The initial planet candidates are found by an algorithm that scans TESS’ images. Then, astronomers enlist a second, highly effective algorithm to confirm the results of the first program. But even these cutting-edge computer codes get tripped up sometimes, leaving huge numbers of potential exoplanets that need to be confirmed manually.
“With TESS, the number of targets to look at now is in the millions, and even after you run the vetting software, the number is still in the millions,” says NASA astronomer and citizen science officer Marc Kuchner.
Most of those millions of targets are not exoplanets at all. But NASA still needs to do a basic analysis to find out if it's noise, a binary star, or something more interesting. Astronomers can’t handle such a large job on their own, so citizen scientists have stepped in to take up the task.
Citizen science in astronomy
Turning to citizen science volunteers for this kind of help isn’t unusual in astronomy these days. Modern astronomical surveys commonly use computer algorithms to discover new objects in their vast archives of images. But astronomers know that computers can’t catch everything. And the human brain is often still better at identifying new planets than a computer.
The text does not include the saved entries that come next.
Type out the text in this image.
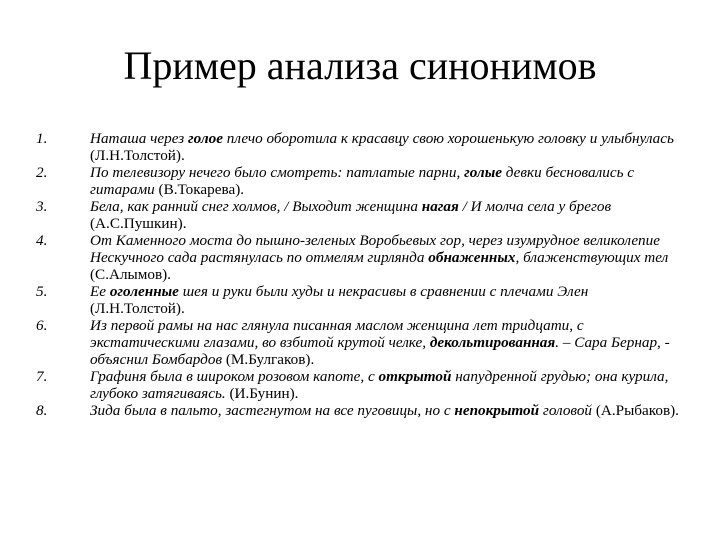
Пример анализа синонимов
1.	Наташа через голое плечо оборотила к красавцу свою хорошенькую головку и улыбнулась (Л.Н.Толстой).
2.	По телевизору нечего было смотреть: патлатые парни, голые девки бесновались с гитарами (В.Токарева).
3.	Бела, как ранний снег холмов, / Выходит женщина нагая / И молча села у брегов (А.С.Пушкин).
4.	От Каменного моста до пышно-зеленых Воробьевых гор, через изумрудное великолепие Нескучного сада растянулась по отмелям гирлянда обнаженных, блаженствующих тел (С.Алымов).
5.	Ее оголенные шея и руки были худы и некрасивы в сравнении с плечами Элен (Л.Н.Толстой).
6.	Из первой рамы на нас глянула писанная маслом женщина лет тридцати, с экстатическими глазами, во взбитой крутой челке, декольтированная. – Сара Бернар, - объяснил Бомбардов (М.Булгаков).
7.	Графиня была в широком розовом капоте, с открытой напудренной грудью; она курила, глубоко затягиваясь. (И.Бунин).
8.	Зида была в пальто, застегнутом на все пуговицы, но с непокрытой головой (А.Рыбаков).
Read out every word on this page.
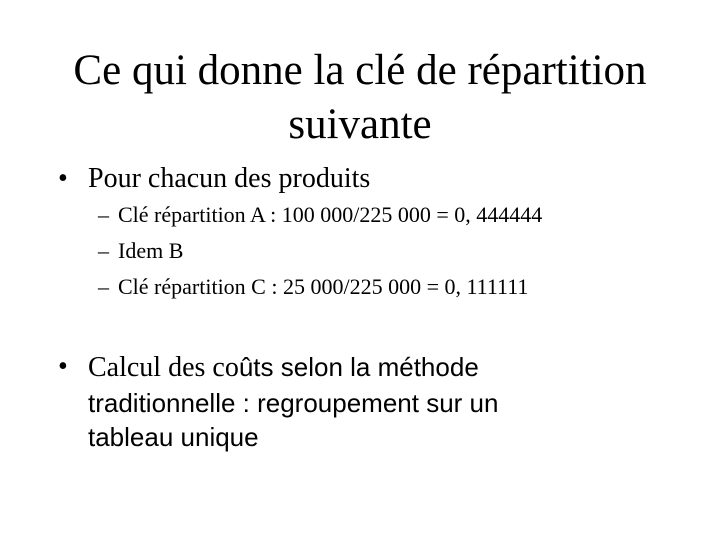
Ce qui donne la clé de répartition
suivante
• Pour chacun des produits
– Clé répartition A : 100 000/225 000 = 0, 444444
– Idem B
– Clé répartition C : 25 000/225 000 = 0, 111111
• Calcul des coûts selon la méthode
traditionnelle : regroupement sur un
tableau unique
“The datasets we’re getting for astronomy are just so huge right now,” says Kuchner, who also works on Planet Patrol. “Citizen scientists have already discovered half of the known comets and most of the long-period exoplanets. They’re making discoveries left and right. I think that astronomy projects are realizing that they need to work with the citizen science community to make the most of their data science.”
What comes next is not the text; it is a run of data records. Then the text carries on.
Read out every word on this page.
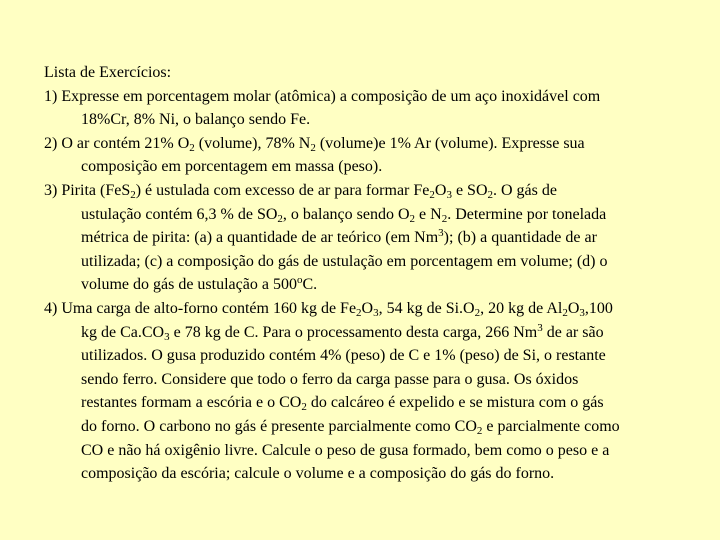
Lista de Exercícios:
1) Expresse em porcentagem molar (atômica) a composição de um aço inoxidável com
18%Cr, 8% Ni, o balanço sendo Fe.
2) O ar contém 21% $O_2$ (volume), 78% $N_2$ (volume)e 1% Ar (volume). Expresse sua
composição em porcentagem em massa (peso).
3) Pirita (FeS$_2$) é ustulada com excesso de ar para formar $Fe_2O_3$ e $SO_2$. O gás de
ustulação contém 6,3 % de $SO_2$, o balanço sendo $O_2$ e $N_2$. Determine por tonelada
métrica de pirita: (a) a quantidade de ar teórico (em Nm$^3$); (b) a quantidade de ar
utilizada; (c) a composição do gás de ustulação em porcentagem em volume; (d) o
volume do gás de ustulação a 500$^o$C.
4) Uma carga de alto-forno contém 160 kg de $Fe_2O_3$, 54 kg de $Si.O_2$, 20 kg de $Al_2O_3,100$
kg de $Ca.CO_3$ e 78 kg de C. Para o processamento desta carga, 266 Nm$^3$ de ar são
utilizados. O gusa produzido contém 4% (peso) de C e 1% (peso) de Si, o restante
sendo ferro. Considere que todo o ferro da carga passe para o gusa. Os óxidos
restantes formam a escória e o $CO_2$ do calcáreo é expelido e se mistura com o gás
do forno. O carbono no gás é presente parcialmente como $CO_2$ e parcialmente como
CO e não há oxigênio livre. Calcule o peso de gusa formado, bem como o peso e a
composição da escória; calcule o volume e a composição do gás do forno.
Citizen scientists have already helped discover hundreds of new exoplanets, thousands of brown dwarfs, plus other strange objects, like Boyajian’s star.
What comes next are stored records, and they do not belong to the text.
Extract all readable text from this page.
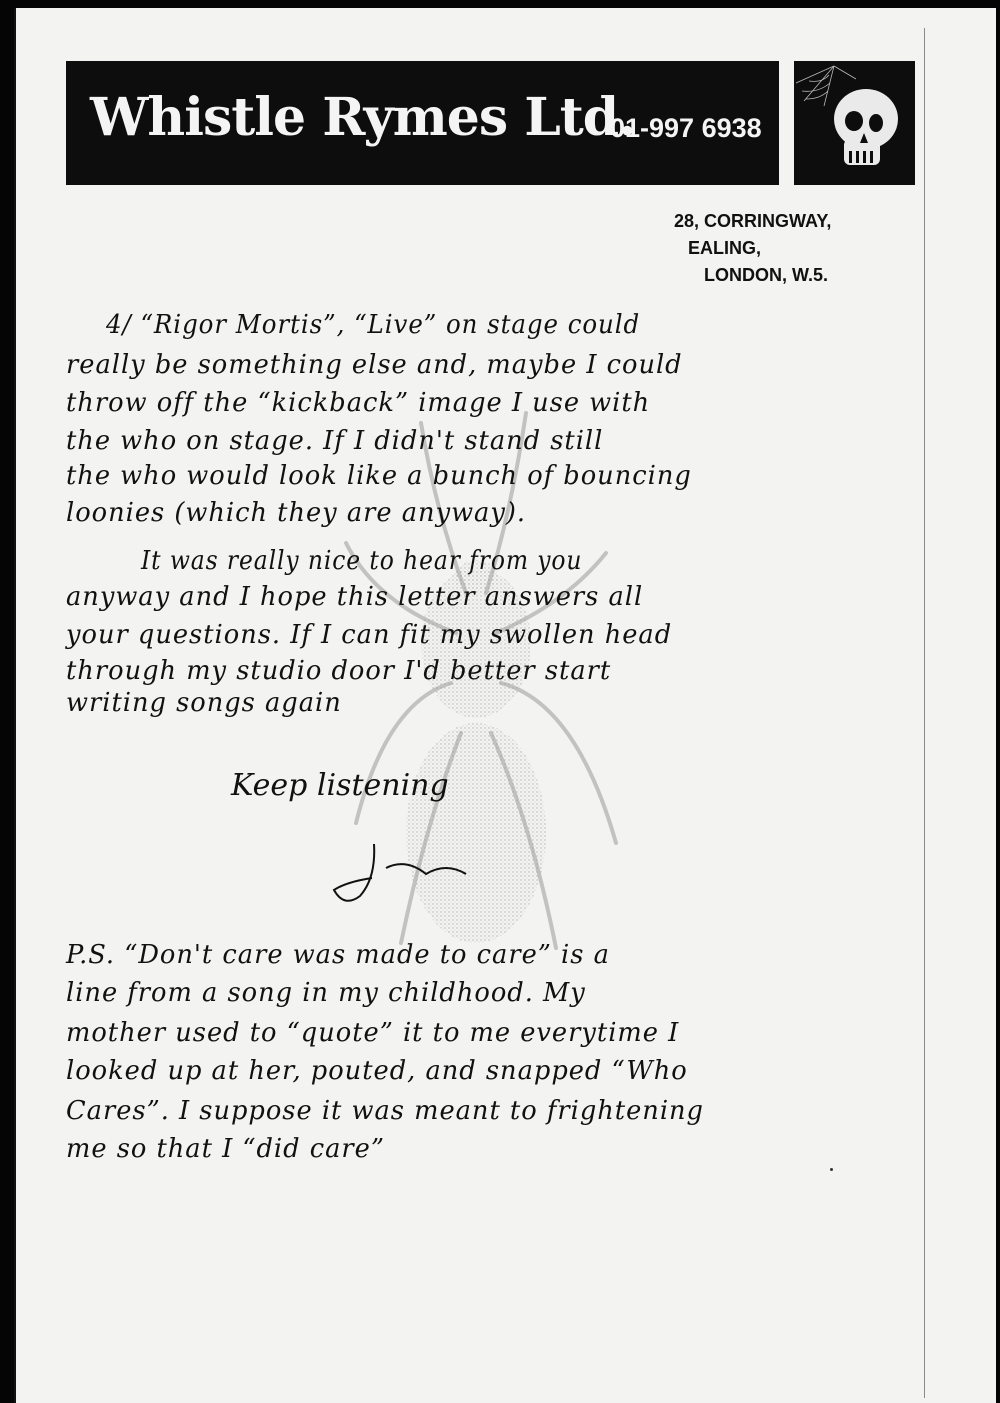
Whistle Rymes Ltd.
01-997 6938
28, CORRINGWAY,
EALING,
LONDON, W.5.
4/ “Rigor Mortis”, “Live” on stage could
really be something else and, maybe I could
throw off the “kickback” image I use with
the who on stage. If I didn't stand still
the who would look like a bunch of bouncing
loonies (which they are anyway).
It was really nice to hear from you
anyway and I hope this letter answers all
your questions. If I can fit my swollen head
through my studio door I'd better start
writing songs again
Keep listening
P.S. “Don't care was made to care” is a
line from a song in my childhood. My
mother used to “quote” it to me everytime I
looked up at her, pouted, and snapped “Who
Cares”. I suppose it was meant to frightening
me so that I “did care”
Volunteers with Planet Hunters TESS have made over 250,000 classifications of astronomical objects. And so far, some 5,000 Planet Patrol volunteers have made more than 400,000 image classifications. In fact, they’ve already analyzed all the project’s uploaded data, so the researchers are working on uploading new images for analysis.
In Planet Patrol, users are asked to look at an image and apply some basic categorization, like whether there’s a bright spot in the center of the image, more than one bright spot, or no well-defined bright spot.
“Our automated algorithms are correct around 90 percent of the time,” says Planet Patrol’s project leader, Veselin Kostov, who works as a researcher at NASA’s Goddard Space Flight Center and the SETI Institute. “[But] sometimes, they struggle with weak signals.”
According to Kostov, the algorithms can get tripped up by false-positives, which look like the signals from exoplanets but are actually other natural phenomena. Common sources of confusion include stellar eclipses and occultations, where one star passes in front of another, as well as instrument artifacts.